翡翠が教室へ戻った頃には、クラス中が窓下を注視していた。大体なぜかは分かっていたが、友人4人の姿を見つけて窓際に近づいていく。



「おかえり、ひーちゃん。ねぇねぇ、今したの中庭がスゴイんだって。なんと!飛び降り死体が・・・」

「・・・知ってる。だってあの先生に呼ばれたんだもの、私・・・。」

「ええっ!?」



 西里の言葉で、他3人も翡翠の存在に気づき彼女を質問攻めにする。

「呼ばれたって・・・九曜、あの死体が何者なのか知ってんの?」

 まずは伊勢谷が翡翠の顔を覗き込んで聞いた。

「うん、両角先生だって。漢文の担当とか言ってた。」

「呼び出しって、何の用事だったの?私たちには話せない?」

 知的な雰囲気を取り戻した日野原が、声を潜める。翡翠は首を横に振った。



「いいや、単なる奨学金の話。ほら私、家族殆どいないから。」



「そっか・・・・・・。」

 翡翠は言葉を選びながら慎重に答える。まさか、「落ちている最中を目撃しました」とはあまりにも非現実すぎて言えなかった。

 4人は改めて中庭に視点を移す。いつの間にか駆けつけたらしい警察が、いわゆる『現場検証』という作業をやっていた。こちらの学校の人間だと思われる数人の生徒と教師が刑事らしき人物から何か尋ねられているようであった。



「それにしても縁起悪いよなぁ、今日二人目の死体かよ。」



 うんざりした顔で、村重がぽつりと漏らした。

「二人目?」

「九曜は見てないのか?今朝も学校の門前あたりに死体があったらしいぞ。確か、新垣とかいう警備員のオッサン。」

「へぇ、詳しいね。」

「テレビカメラの生中継が来てたからな。そこらへんの情報は筒抜けだった。」

 おそらく、今朝の人垣が出来ていた場所がそうなのだろう。翡翠は生の死体を見たわけではないが、この不気味な事態に寒気を覚えた。

 最初の警備員の事は知らないが、女教師のほうは様子からして突き落とされたに違いない。
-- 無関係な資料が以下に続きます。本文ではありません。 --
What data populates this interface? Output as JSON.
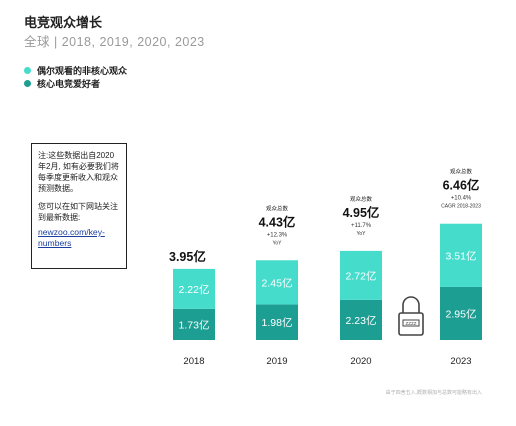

自分の見た限りでは、そう思えた。



「ねぇねぇ、見て!あそこの先輩、格好よくない?」



「西里・・・お前、死体見ないで男ばっか見てたのか?」

 あきれた表情をして伊勢谷が突っ込みを入れる。

「だってさぁ、グロい死体なんかよりイイ男のほうがよっぽど目の保養だよ〜。」

 少し怪訝そうな顔で西里は言い返す。確かに遠めで見ているのではあるが、警察に事情聴取されている先輩らしき人物の中に一人、背の高い整った顔立ちの男子生徒が居た。

「私は左側の若い先生が好みだなー。知的な大人って憧れよねぇ。」

 日野原も会話に加わる。警察に率先して事情を説明しているその若い先生らしき人も、知性を湛えた雰囲気をかもし出していた。
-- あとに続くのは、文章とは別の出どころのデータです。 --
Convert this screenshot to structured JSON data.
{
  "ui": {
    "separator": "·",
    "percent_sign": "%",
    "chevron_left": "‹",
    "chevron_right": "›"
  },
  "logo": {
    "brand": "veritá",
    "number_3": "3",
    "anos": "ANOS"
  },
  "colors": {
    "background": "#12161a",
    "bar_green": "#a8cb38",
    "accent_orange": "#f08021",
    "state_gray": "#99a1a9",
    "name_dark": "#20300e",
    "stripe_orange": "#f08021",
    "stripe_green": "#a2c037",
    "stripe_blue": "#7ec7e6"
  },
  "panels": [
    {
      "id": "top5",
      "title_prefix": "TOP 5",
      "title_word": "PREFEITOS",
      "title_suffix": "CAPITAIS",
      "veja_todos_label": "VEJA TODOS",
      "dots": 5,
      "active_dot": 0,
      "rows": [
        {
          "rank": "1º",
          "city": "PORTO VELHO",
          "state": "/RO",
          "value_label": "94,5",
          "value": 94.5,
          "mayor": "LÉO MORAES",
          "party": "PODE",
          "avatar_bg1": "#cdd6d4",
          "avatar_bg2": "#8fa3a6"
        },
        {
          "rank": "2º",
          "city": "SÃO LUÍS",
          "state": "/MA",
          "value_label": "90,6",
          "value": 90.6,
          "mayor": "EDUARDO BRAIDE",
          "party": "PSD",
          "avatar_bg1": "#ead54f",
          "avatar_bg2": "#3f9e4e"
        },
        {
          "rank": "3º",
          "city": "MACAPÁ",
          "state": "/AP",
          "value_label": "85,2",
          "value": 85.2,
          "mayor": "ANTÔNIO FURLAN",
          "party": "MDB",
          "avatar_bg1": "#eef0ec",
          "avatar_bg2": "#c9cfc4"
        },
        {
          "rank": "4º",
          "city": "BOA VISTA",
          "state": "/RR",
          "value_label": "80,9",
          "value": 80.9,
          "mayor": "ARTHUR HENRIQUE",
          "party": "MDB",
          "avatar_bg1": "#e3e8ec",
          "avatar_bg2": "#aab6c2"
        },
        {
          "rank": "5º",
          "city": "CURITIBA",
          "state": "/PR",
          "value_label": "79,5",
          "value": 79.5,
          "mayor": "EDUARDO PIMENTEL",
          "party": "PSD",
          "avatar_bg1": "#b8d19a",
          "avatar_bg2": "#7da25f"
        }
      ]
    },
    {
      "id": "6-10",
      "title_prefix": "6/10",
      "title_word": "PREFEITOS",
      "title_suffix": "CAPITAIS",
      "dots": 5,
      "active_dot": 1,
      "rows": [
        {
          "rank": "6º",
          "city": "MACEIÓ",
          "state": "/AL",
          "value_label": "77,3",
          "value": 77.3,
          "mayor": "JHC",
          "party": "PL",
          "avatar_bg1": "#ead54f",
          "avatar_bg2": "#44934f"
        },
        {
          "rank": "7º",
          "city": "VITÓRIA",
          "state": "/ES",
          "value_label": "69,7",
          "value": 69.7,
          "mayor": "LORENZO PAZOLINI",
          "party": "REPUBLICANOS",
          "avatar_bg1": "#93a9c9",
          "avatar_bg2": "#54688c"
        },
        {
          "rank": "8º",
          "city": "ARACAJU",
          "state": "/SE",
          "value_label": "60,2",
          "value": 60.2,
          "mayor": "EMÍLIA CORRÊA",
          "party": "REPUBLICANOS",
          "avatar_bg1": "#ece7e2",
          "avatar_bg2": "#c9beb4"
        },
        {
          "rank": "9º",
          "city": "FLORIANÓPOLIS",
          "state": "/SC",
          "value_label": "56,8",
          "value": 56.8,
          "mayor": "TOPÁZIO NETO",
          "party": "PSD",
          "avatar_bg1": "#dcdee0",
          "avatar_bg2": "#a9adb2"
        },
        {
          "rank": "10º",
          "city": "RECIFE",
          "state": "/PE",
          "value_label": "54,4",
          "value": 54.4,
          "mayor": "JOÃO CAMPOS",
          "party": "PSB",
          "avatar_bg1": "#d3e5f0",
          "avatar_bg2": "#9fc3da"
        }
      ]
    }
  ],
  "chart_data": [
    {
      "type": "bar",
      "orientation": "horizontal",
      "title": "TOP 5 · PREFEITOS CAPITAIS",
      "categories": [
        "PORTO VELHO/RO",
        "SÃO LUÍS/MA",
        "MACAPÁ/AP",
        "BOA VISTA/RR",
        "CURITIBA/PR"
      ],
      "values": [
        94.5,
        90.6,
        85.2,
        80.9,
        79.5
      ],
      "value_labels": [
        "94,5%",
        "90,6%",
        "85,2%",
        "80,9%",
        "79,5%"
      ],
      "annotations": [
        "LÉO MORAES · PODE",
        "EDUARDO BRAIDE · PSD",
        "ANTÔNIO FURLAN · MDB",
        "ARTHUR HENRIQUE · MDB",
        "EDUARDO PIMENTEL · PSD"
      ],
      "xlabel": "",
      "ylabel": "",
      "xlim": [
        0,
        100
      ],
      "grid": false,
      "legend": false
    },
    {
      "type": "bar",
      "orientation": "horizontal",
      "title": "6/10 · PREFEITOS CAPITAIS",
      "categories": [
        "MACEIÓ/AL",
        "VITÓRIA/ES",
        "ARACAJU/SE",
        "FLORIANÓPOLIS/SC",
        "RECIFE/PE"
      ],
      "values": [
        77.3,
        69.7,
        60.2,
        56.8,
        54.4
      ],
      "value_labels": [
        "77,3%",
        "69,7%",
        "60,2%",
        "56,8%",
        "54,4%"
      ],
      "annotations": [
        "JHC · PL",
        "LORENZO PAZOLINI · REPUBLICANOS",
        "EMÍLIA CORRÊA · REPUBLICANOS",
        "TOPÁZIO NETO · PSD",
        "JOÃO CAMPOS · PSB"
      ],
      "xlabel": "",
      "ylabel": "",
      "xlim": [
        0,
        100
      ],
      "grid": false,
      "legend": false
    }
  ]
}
「おいおい、お前さん達『新しい被写体』はどーなったのよ?」



『あれは別腹!!』



 何が別腹なのかわからないが、村重の問いに二人は間髪いれず答えた。先ほどの村重の言葉で今朝の少年のことを思い出した翡翠は、かのストーカー美少年が居ないかどうかあたりを確認する。

 そして――居た。だが彼は下の中庭を鋭い目つきで睨み付けているだけで、翡翠のことなど気にも留めていないようだった。



   ――どうして、あんな怖い顔をしているのだろう?



 ふと翡翠の頭にこのような疑問が浮かんだが、自分には関係ないとすぐさま彼から目をそむけた。

 暫くたって警察の事情聴取が終わり、美形の先輩や素敵な先生が校舎に戻ると、クラスメイトの女子を中心として窓辺から散会していく。そのとき、上のスピーカーから校内アナウンス用のチャイムが鳴った。



『お呼び出しします。1-Cの九曜渚(くようなぎさ)君、九曜翡翠さん、2-Aの九曜和孝(くようかずたか)君、九曜鴇人(くようときひと)先生。お客様がお見えです。至急、職員室までお越しください。繰り返します・・・』



 ――九曜?

 珍しいこともあるものだ。翡翠は、自分の苗字は特殊であると今まで思っていたが、どうやらこの学校に限ってはそんなにレアリティはないらしい。

「うーわー、みんな九曜だ。お前、もしかして親戚多い?」

 村重に聞かれて、翡翠は無言で否定する。

「そんな親戚、聞いたこともないよ。まぁとにかく、呼び出されたみたいだから職員室行ってくるわ。」

 何か引っかかる思いはあったものの、翡翠は職員室へと向かっていった。